The thoracic aorta was longitudinally dissected to expose the inside of the vessels, the plaques were stained with oil red O (red) as shown in FIG. 1, and the plaques were quantitatively analyzed as shown in FIG. 2, (. ANG., P < 0.01 comparing the Model group with the Control group;. # #., P < 0.01 comparing the HP. beta. CD-Lev group with the Model group;. #, P < 0.05 comparing the Lev group with the Model group).

As is apparent from FIG. 2, the thoracic aorta of normal ApoE-/-mice fed without high fat had almost no atherosclerotic plaques, whereas high fat-fed ApoE had little atherosclerotic plaques^-/-The mouse has a large number of red plaques (namely atherosclerotic plaques colored by oil red O) on the thoracic aorta, and the quantitative comparison shows that the atherosclerosis model of the mouse is successfully constructed. After the administration of HP beta CD-Lev and Lev, the area of the red plaque presents a significant difference compared with that of the Model group, and the LEV is proved to have the effect of resisting atherosclerosis.

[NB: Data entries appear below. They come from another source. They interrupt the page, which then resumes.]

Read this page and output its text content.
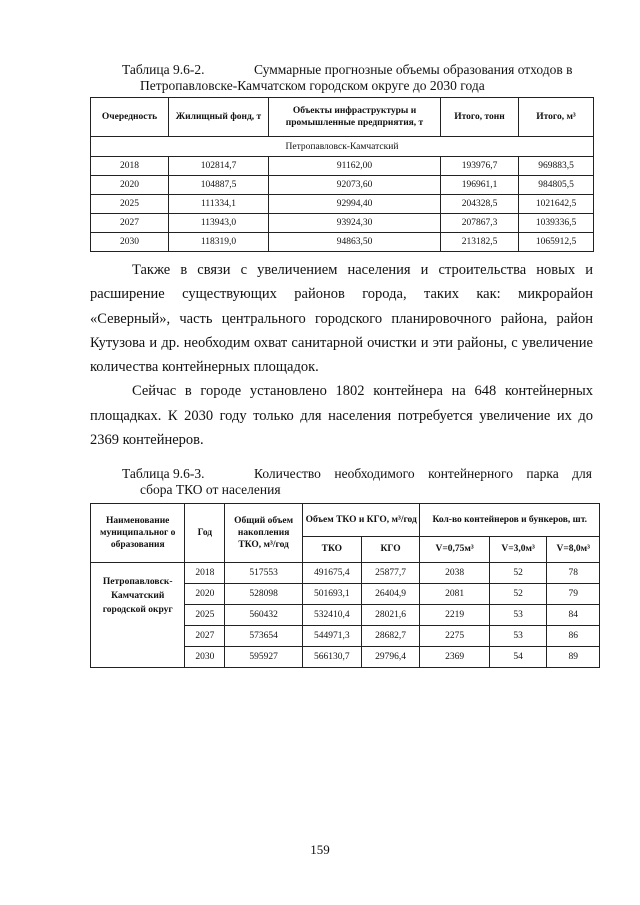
Таблица 9.6-2.	Суммарные прогнозные объемы образования отходов в
Петропавловске-Камчатском городском округе до 2030 года
Очередность	Жилищный фонд, т	Объекты инфраструктуры и промышленные предприятия, т	Итого, тонн	Итого, м³
Петропавловск-Камчатский				
2018	102814,7	91162,00	193976,7	969883,5
2020	104887,5	92073,60	196961,1	984805,5
2025	111334,1	92994,40	204328,5	1021642,5
2027	113943,0	93924,30	207867,3	1039336,5
2030	118319,0	94863,50	213182,5	1065912,5

Также в связи с увеличением населения и строительства новых и расширение существующих районов города, таких как: микрорайон «Северный», часть центрального городского планировочного района, район Кутузова и др. необходим охват санитарной очистки и эти районы, с увеличение количества контейнерных площадок.

Сейчас в городе установлено 1802 контейнера на 648 контейнерных площадках. К 2030 году только для населения потребуется увеличение их до 2369 контейнеров.

Таблица 9.6-3.	Количество необходимого контейнерного парка для
сбора ТКО от населения
Наименование муниципальног о образования	Год	Общий объем накопления ТКО, м³/год	Объем ТКО и КГО, м³/год		Кол-во контейнеров и бункеров, шт.		
			ТКО	КГО	V=0,75м³	V=3,0м³	V=8,0м³
Петропавловск-Камчатский городской округ	2018	517553	491675,4	25877,7	2038	52	78
	2020	528098	501693,1	26404,9	2081	52	79
	2025	560432	532410,4	28021,6	2219	53	84
	2027	573654	544971,3	28682,7	2275	53	86
	2030	595927	566130,7	29796,4	2369	54	89
159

(3) Imaging and quantification of atherosclerotic plaque at aortic valve sites

After 12 weeks of administration, the heart of the mouse connected with the aortic arch is taken, rapidly frozen and embedded with OCT tissue freezing agent; serial sections of 8 μm thickness were cut using a cryomicrotome (Leica CM 1520); fixing with 95% ethanol for 15 min; the staining with oil red O and hematoxylin was performed by conventional methods, and then photographed and analyzed.

In FIG. 3, (A-D) are image displays of pathological sections of each experimental group; FIG. 4 (E) shows the quantitative analysis of plaques (. lamda. sup. 0.001 compare Model to Control group. sup. 0.01, P. 0.01 compare Model to 0.01, compare HP, HP. 0.0.0.01 compare HP. g. compare HP. the HP. group to Model group, the HP. sup.

As is apparent from fig. 3 and 4, the intravascular side of the aortic valve of the normal ApoE-/-mice that were not given high fat had only very small atherosclerotic plaques, whereas the intravascular side of the aortic root of the ApoE-/-mice that were given high fat had very thick red plaques (i.e., oil red O-stained atherosclerotic plaques), which showed significant differences in quantitative comparisons, again indicating successful construction of an atherosclerosis model in mice. After the administration of the HP beta CD-Lev and Lev, the thickness and the area of the red plaque show significant difference compared with those of a Model group, and further prove that the HP beta CD-Lev and Lev have the effect of resisting atherosclerosis.

The foregoing merely represents preferred embodiments of the invention, which are described in some detail and detail, and therefore should not be construed as limiting the scope of the invention. It should be noted that, for those skilled in the art, various changes, modifications and substitutions can be made without departing from the spirit of the present invention, and these are all within the scope of the present invention. Therefore, the protection scope of the present patent shall be subject to the appended claims.